7. Guestroom only one photo of what I assume is the primary room category for the hotel and the lowest priced room type. This photo of pillows gives no significant visual information to the potential guest.
8. Balcony Suite only one photo with a partial view of the room interior for what should be one of the highest profit margin room bookings at the hotel. Why isn’t the website selling this room with a dozen suite photos?
9. Balcony King Room only one photo shows partial room view. Can the potential guest even recognize the ocean in this photo?
This photo of the Regency Suite is in a set of photos under the tag “Dining and Entertainment” yet there is no Regency Suite shown in the room types listed above.
There is a virtual tour of room types with a Standard Room description yet there is no Deluxe Room shown in the virtual tour when this is two of the room types shown in the category descriptions.
Is a Deluxe room a standard room? Is “Guestroom” the same as a “Standard Room”?
A search for room rates on the hotel website shows “Bay View King”.
Which room category above matches Bay View King?
My guess was #7 Guestroom, but this is another example of the poor usability in matching room type wording used on the booking engine to the room category list on the hotel website. Reading the hotel room description it was described as a “Balcony King” room.
Looking at the Hyatt Regency San Francisco hotel factsheet, the rooms are described this way:
802 guestrooms, including 45 suites / parlors, 513 kings / queens, 245 double /
doubles, 104 Hyatt Business Plan®, 176 Hyatt Gold Passport®, 21 accessible rooms,
144 with balconies / patios, and 670 non-smoking rooms.
Another room category not previously mentioned is described as “176 Hyatt Gold Passport” rooms. I assume these are the Regency Club room types but I have no direct evidence from the website to support that correlation.
Loyalty Traveler Hyatt Regency San Francisco Photos
The Regency Club City View room is described as having a “lavish granite bathroom with built-in TV”. What does that mean to you? A picture of the built-in TV would probably have a significant effect on bookings for this room type.
Have you been in a bathroom with this kind of TV before? Unfortunately I didn’t take a photo with the TV turned on.
The Balcony Rooms are primarily located on the Sacramento Alley north side of the hotel. Here is a balcony view of the Embarcadero Center and San Francisco Bay.

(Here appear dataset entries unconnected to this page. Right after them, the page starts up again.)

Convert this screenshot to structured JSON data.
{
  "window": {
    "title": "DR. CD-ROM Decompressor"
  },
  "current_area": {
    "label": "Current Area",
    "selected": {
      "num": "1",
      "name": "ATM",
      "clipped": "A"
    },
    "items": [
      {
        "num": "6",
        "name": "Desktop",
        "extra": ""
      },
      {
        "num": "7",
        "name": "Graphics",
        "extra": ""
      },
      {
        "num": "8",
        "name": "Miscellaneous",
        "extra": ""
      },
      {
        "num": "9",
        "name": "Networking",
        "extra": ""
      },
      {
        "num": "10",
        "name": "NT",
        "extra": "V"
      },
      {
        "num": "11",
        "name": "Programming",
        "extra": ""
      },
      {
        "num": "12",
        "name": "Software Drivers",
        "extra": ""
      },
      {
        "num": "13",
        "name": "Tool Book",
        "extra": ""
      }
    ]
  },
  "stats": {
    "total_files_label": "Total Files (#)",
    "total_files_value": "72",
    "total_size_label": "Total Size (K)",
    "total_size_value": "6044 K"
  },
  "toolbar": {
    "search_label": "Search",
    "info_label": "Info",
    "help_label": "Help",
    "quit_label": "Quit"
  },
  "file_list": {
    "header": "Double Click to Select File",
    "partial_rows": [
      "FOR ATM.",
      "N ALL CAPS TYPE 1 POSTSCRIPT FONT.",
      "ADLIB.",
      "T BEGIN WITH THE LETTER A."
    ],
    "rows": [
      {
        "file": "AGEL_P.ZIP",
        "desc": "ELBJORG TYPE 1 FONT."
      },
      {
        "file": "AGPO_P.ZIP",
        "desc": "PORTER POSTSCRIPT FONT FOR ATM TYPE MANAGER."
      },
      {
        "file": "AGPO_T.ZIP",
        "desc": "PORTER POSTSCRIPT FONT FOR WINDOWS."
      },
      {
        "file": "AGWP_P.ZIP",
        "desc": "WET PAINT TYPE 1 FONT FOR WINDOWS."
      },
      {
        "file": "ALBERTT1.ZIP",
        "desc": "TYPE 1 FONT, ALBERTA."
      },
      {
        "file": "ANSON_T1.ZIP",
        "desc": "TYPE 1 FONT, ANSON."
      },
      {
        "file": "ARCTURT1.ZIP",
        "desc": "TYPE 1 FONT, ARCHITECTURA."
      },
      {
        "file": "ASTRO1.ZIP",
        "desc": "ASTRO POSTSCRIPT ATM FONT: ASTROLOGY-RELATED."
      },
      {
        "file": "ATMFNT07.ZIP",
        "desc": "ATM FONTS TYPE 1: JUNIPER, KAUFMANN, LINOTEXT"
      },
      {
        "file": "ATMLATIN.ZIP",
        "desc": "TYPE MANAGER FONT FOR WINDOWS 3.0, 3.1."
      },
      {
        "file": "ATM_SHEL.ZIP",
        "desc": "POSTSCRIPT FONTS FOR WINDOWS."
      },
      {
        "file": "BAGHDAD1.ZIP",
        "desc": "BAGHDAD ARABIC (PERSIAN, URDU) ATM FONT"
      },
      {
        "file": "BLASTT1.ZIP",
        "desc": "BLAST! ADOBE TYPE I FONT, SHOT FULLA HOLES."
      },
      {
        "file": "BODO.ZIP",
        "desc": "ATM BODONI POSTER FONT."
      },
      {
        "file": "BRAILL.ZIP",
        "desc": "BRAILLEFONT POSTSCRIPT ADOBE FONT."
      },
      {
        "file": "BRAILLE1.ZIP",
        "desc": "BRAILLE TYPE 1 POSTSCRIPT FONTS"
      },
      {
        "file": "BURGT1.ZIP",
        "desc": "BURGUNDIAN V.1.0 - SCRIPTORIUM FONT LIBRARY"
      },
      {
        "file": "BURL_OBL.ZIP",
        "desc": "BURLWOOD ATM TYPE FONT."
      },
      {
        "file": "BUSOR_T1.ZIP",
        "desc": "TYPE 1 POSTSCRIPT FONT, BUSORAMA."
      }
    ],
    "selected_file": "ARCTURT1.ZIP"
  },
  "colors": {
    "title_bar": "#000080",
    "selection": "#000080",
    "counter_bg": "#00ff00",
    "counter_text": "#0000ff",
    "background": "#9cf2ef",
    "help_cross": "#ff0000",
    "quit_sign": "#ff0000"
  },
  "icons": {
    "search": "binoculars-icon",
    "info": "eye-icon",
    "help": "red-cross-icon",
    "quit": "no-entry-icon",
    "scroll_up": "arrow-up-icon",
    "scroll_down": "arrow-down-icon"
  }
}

Some rooms were remodeled in 2008 with no bathtub and a glass shower stall. The website does not clearly identify which room types have this style of bathroom.
Balcony Suite rooms are longer balconies shown here on the east facing side of the hotel and a similar set are located on the west facing side of the Hyatt Regency.
The Market Street side of the Hyatt Regency San Francisco hotel has some great views of the San Francisco Bay Bridge.
Here is a sample city view room from the Drumm Street front entrance side of the hotel.
The Hyatt Regency San Francisco has one of the best locations in San Francisco and some aspects of the hotel rank it as a premier choice for a San Francisco hotel stay. The Hyatt Regency hotel’s website does an inadequate job of selling the many features of this iconic San Francisco Embarcadero waterfront hotel.